Das BAG hat durch Urteil vom 13. Februar 2008 entschieden, dass eine Kündigung zu dieser Zeit noch gar nicht zulässig ist. In dem zu entscheidenden Fall hatte der Arbeitgeber mit dem Landkreis einen Vertrag bis zum 31. Dezember 2004 für die Säuberung der Rettungswachen. Im März 2004 schrieb der Kreis diese Arbeit neu aus. Der Arbeitgeber bewarb sich rechtzeitig um den Folgeauftrag. Am 15. Juni 2004 kündigte er seinem Mitarbeiter zum 31. Dezember 2004 aus betriebsbedingten Gründen. Im September 2004 teilte der Kreis mit, er habe jemand anderes den Zuschlag gegeben.
Eine betriebsbedingte Kündigung kann ausgesprochen werden, wenn dringende betriebliche Erfordernisse bestehen. Innerbetriebliche Gründe sind etwa Unternehmerentscheidungen wie Rationalisierungen, Umstellungen oder Einschränkungen der Produktion. Ein außerbetrieblicher Grund kann ein Mangel an Aufträgen oder der Rückgang des Umsatzes sein. Die betrieblichen Erfordernisse müssen dringend sein. Die Kündigung muss unvermeidbar sein.
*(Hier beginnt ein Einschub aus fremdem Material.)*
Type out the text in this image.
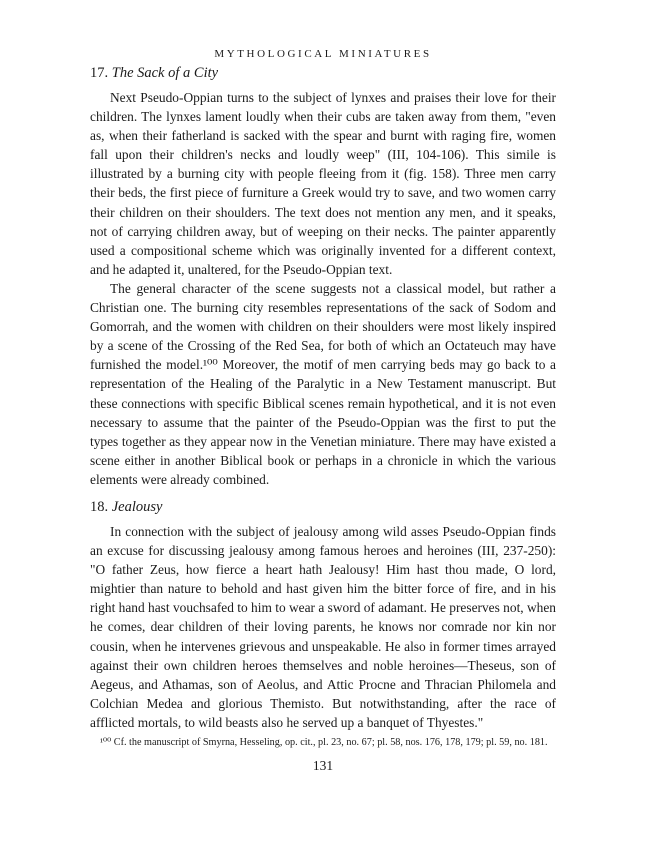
MYTHOLOGICAL MINIATURES
17. The Sack of a City

Next Pseudo-Oppian turns to the subject of lynxes and praises their love for their children. The lynxes lament loudly when their cubs are taken away from them, "even as, when their fatherland is sacked with the spear and burnt with raging fire, women fall upon their children's necks and loudly weep" (III, 104-106). This simile is illustrated by a burning city with people fleeing from it (fig. 158). Three men carry their beds, the first piece of furniture a Greek would try to save, and two women carry their children on their shoulders. The text does not mention any men, and it speaks, not of carrying children away, but of weeping on their necks. The painter apparently used a compositional scheme which was originally invented for a different context, and he adapted it, unaltered, for the Pseudo-Oppian text.

The general character of the scene suggests not a classical model, but rather a Christian one. The burning city resembles representations of the sack of Sodom and Gomorrah, and the women with children on their shoulders were most likely inspired by a scene of the Crossing of the Red Sea, for both of which an Octateuch may have furnished the model.¹⁰⁰ Moreover, the motif of men carrying beds may go back to a representation of the Healing of the Paralytic in a New Testament manuscript. But these connections with specific Biblical scenes remain hypothetical, and it is not even necessary to assume that the painter of the Pseudo-Oppian was the first to put the types together as they appear now in the Venetian miniature. There may have existed a scene either in another Biblical book or perhaps in a chronicle in which the various elements were already combined.

18. Jealousy

In connection with the subject of jealousy among wild asses Pseudo-Oppian finds an excuse for discussing jealousy among famous heroes and heroines (III, 237-250): "O father Zeus, how fierce a heart hath Jealousy! Him hast thou made, O lord, mightier than nature to behold and hast given him the bitter force of fire, and in his right hand hast vouchsafed to him to wear a sword of adamant. He preserves not, when he comes, dear children of their loving parents, he knows nor comrade nor kin nor cousin, when he intervenes grievous and unspeakable. He also in former times arrayed against their own children heroes themselves and noble heroines—Theseus, son of Aegeus, and Athamas, son of Aeolus, and Attic Procne and Thracian Philomela and Colchian Medea and glorious Themisto. But notwithstanding, after the race of afflicted mortals, to wild beasts also he served up a banquet of Thyestes."

¹⁰⁰ Cf. the manuscript of Smyrna, Hesseling, op. cit., pl. 23, no. 67; pl. 58, nos. 176, 178, 179; pl. 59, no. 181.
131
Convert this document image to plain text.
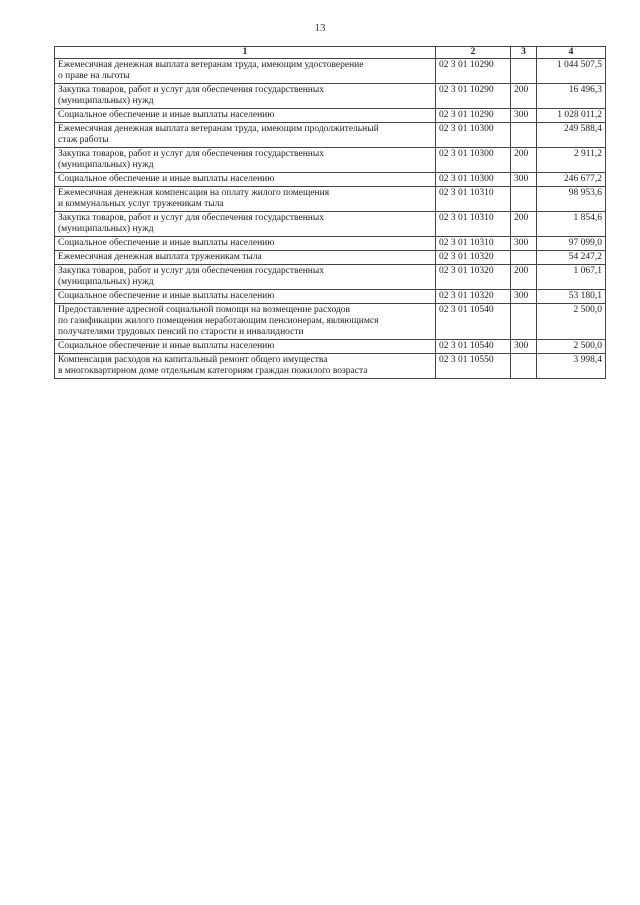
13
1	2	3	4

Ежемесячная денежная выплата ветеранам труда, имеющим удостоверение
о праве на льготы	02 3 01 10290		1 044 507,5

Закупка товаров, работ и услуг для обеспечения государственных
(муниципальных) нужд	02 3 01 10290	200	16 496,3

Социальное обеспечение и иные выплаты населению	02 3 01 10290	300	1 028 011,2

Ежемесячная денежная выплата ветеранам труда, имеющим продолжительный
стаж работы	02 3 01 10300		249 588,4

Закупка товаров, работ и услуг для обеспечения государственных
(муниципальных) нужд	02 3 01 10300	200	2 911,2

Социальное обеспечение и иные выплаты населению	02 3 01 10300	300	246 677,2

Ежемесячная денежная компенсация на оплату жилого помещения
и коммунальных услуг труженикам тыла	02 3 01 10310		98 953,6

Закупка товаров, работ и услуг для обеспечения государственных
(муниципальных) нужд	02 3 01 10310	200	1 854,6

Социальное обеспечение и иные выплаты населению	02 3 01 10310	300	97 099,0

Ежемесячная денежная выплата труженикам тыла	02 3 01 10320		54 247,2

Закупка товаров, работ и услуг для обеспечения государственных
(муниципальных) нужд	02 3 01 10320	200	1 067,1

Социальное обеспечение и иные выплаты населению	02 3 01 10320	300	53 180,1

Предоставление адресной социальной помощи на возмещение расходов
по газификации жилого помещения неработающим пенсионерам, являющимся
получателями трудовых пенсий по старости и инвалидности	02 3 01 10540		2 500,0

Социальное обеспечение и иные выплаты населению	02 3 01 10540	300	2 500,0

Компенсация расходов на капитальный ремонт общего имущества
в многоквартирном доме отдельным категориям граждан пожилого возраста	02 3 01 10550		3 998,4
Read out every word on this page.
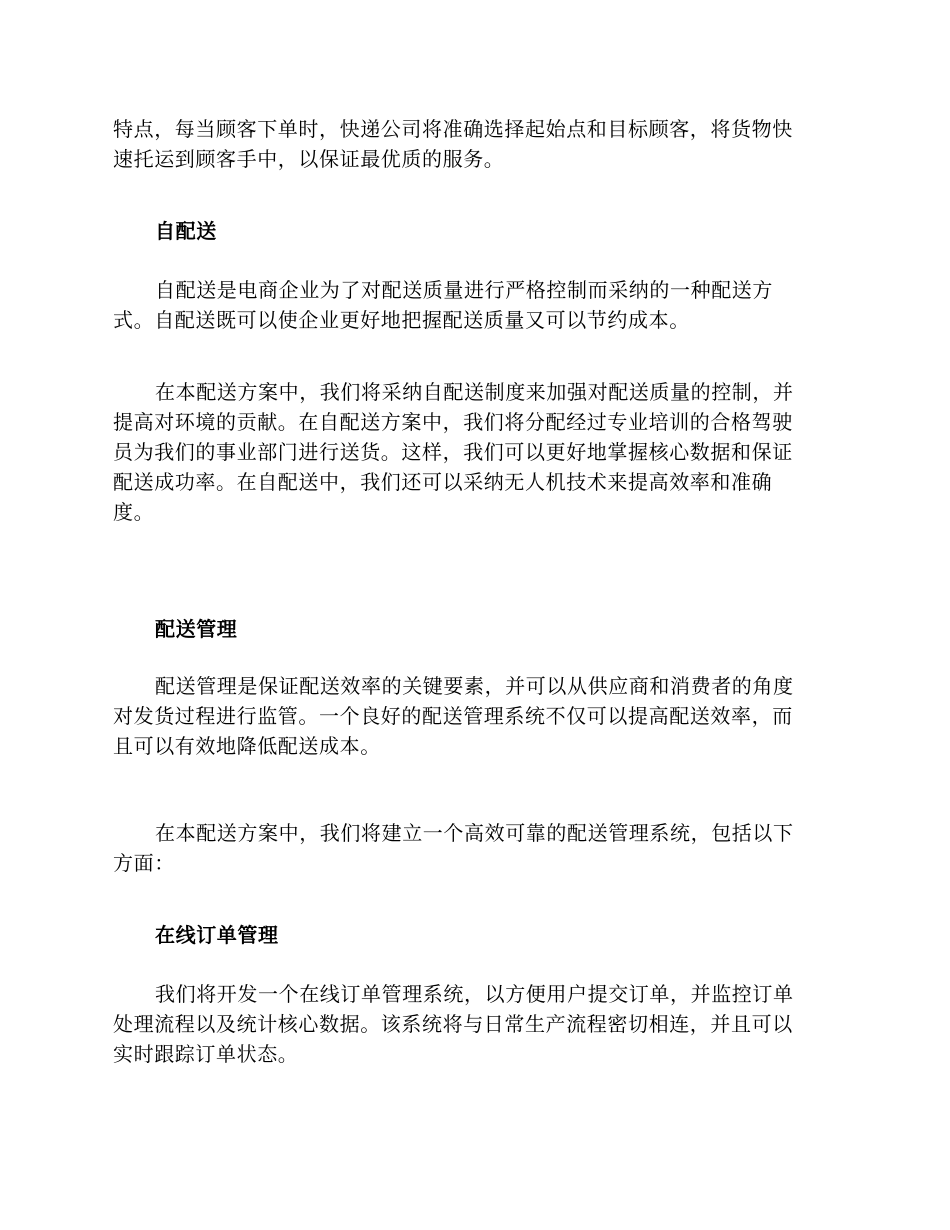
特点，每当顾客下单时，快递公司将准确选择起始点和目标顾客，将货物快
速托运到顾客手中，以保证最优质的服务。

自配送

自配送是电商企业为了对配送质量进行严格控制而采纳的一种配送方
式。自配送既可以使企业更好地把握配送质量又可以节约成本。

在本配送方案中，我们将采纳自配送制度来加强对配送质量的控制，并
提高对环境的贡献。在自配送方案中，我们将分配经过专业培训的合格驾驶
员为我们的事业部门进行送货。这样，我们可以更好地掌握核心数据和保证
配送成功率。在自配送中，我们还可以采纳无人机技术来提高效率和准确
度。

配送管理

配送管理是保证配送效率的关键要素，并可以从供应商和消费者的角度
对发货过程进行监管。一个良好的配送管理系统不仅可以提高配送效率，而
且可以有效地降低配送成本。

在本配送方案中，我们将建立一个高效可靠的配送管理系统，包括以下
方面：

在线订单管理

我们将开发一个在线订单管理系统，以方便用户提交订单，并监控订单
处理流程以及统计核心数据。该系统将与日常生产流程密切相连，并且可以
实时跟踪订单状态。
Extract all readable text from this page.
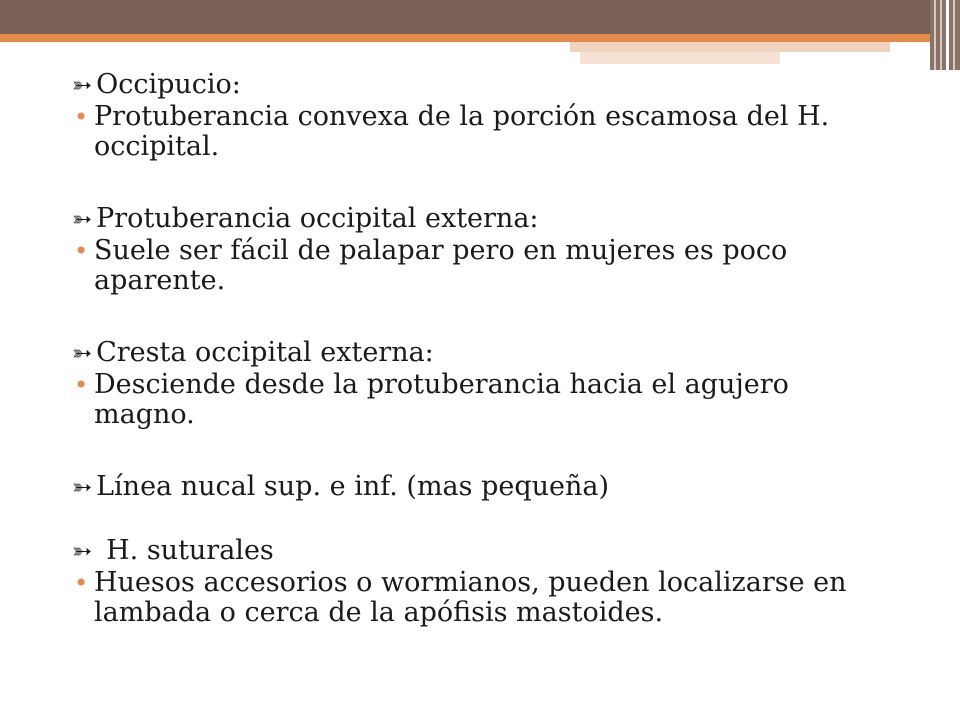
➳ Occipucio:

• Protuberancia convexa de la porción escamosa del H. occipital.

➳ Protuberancia occipital externa:

• Suele ser fácil de palapar pero en mujeres es poco aparente.

➳ Cresta occipital externa:

• Desciende desde la protuberancia hacia el agujero magno.

➳ Línea nucal sup. e inf. (mas pequeña)

➳ H. suturales

• Huesos accesorios o wormianos, pueden localizarse en lambada o cerca de la apófisis mastoides.
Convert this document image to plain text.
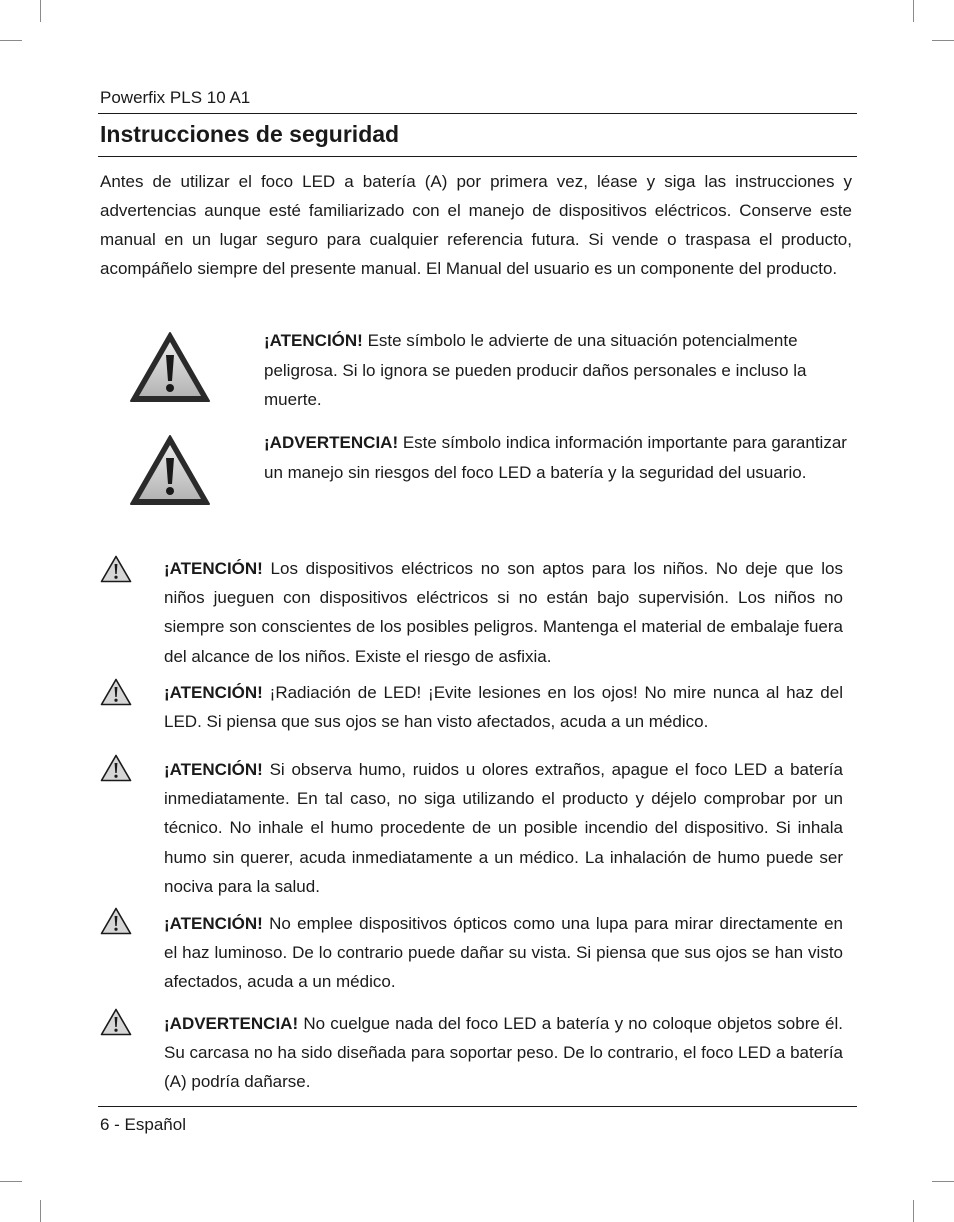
Powerfix PLS 10 A1
Instrucciones de seguridad

Antes de utilizar el foco LED a batería (A) por primera vez, léase y siga las instrucciones y advertencias aunque esté familiarizado con el manejo de dispositivos eléctricos. Conserve este manual en un lugar seguro para cualquier referencia futura. Si vende o traspasa el producto, acompáñelo siempre del presente manual. El Manual del usuario es un componente del producto.

¡ATENCIÓN! Este símbolo le advierte de una situación potencialmente peligrosa. Si lo ignora se pueden producir daños personales e incluso la muerte.

¡ADVERTENCIA! Este símbolo indica información importante para garantizar un manejo sin riesgos del foco LED a batería y la seguridad del usuario.

¡ATENCIÓN! Los dispositivos eléctricos no son aptos para los niños. No deje que los niños jueguen con dispositivos eléctricos si no están bajo supervisión. Los niños no siempre son conscientes de los posibles peligros. Mantenga el material de embalaje fuera del alcance de los niños. Existe el riesgo de asfixia.

¡ATENCIÓN! ¡Radiación de LED! ¡Evite lesiones en los ojos! No mire nunca al haz del LED. Si piensa que sus ojos se han visto afectados, acuda a un médico.

¡ATENCIÓN! Si observa humo, ruidos u olores extraños, apague el foco LED a batería inmediatamente. En tal caso, no siga utilizando el producto y déjelo comprobar por un técnico. No inhale el humo procedente de un posible incendio del dispositivo. Si inhala humo sin querer, acuda inmediatamente a un médico. La inhalación de humo puede ser nociva para la salud.

¡ATENCIÓN! No emplee dispositivos ópticos como una lupa para mirar directamente en el haz luminoso. De lo contrario puede dañar su vista. Si piensa que sus ojos se han visto afectados, acuda a un médico.

¡ADVERTENCIA! No cuelgue nada del foco LED a batería y no coloque objetos sobre él. Su carcasa no ha sido diseñada para soportar peso. De lo contrario, el foco LED a batería (A) podría dañarse.

6 - Español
Entscheidend ist hierbei der Zeitpunkt des Zugangs der Kündigung an den Mitarbeiter. Eine Kündigung soll grundsätzlich nur möglich sein, wenn der Arbeitsplatz tatsächlich schon entfallen ist. Ausnahmsweise soll es reichen, dass die maßgebliche Entwicklung für den Wegfall des Arbeitsplatzes schon feststeht. Die Entscheidung des Arbeitgebers soll gefallen sein. Sie soll sich zum Ende der Kündigungsfrist verwirklichen. Ist eine Beschäftigung noch möglich, die künftige Entscheidung aber schon gefallen, kommt es darauf an, ob der Mitarbeiter bis zum Kündigungszeitpunkt voraussichtlich entbehrt werden kann.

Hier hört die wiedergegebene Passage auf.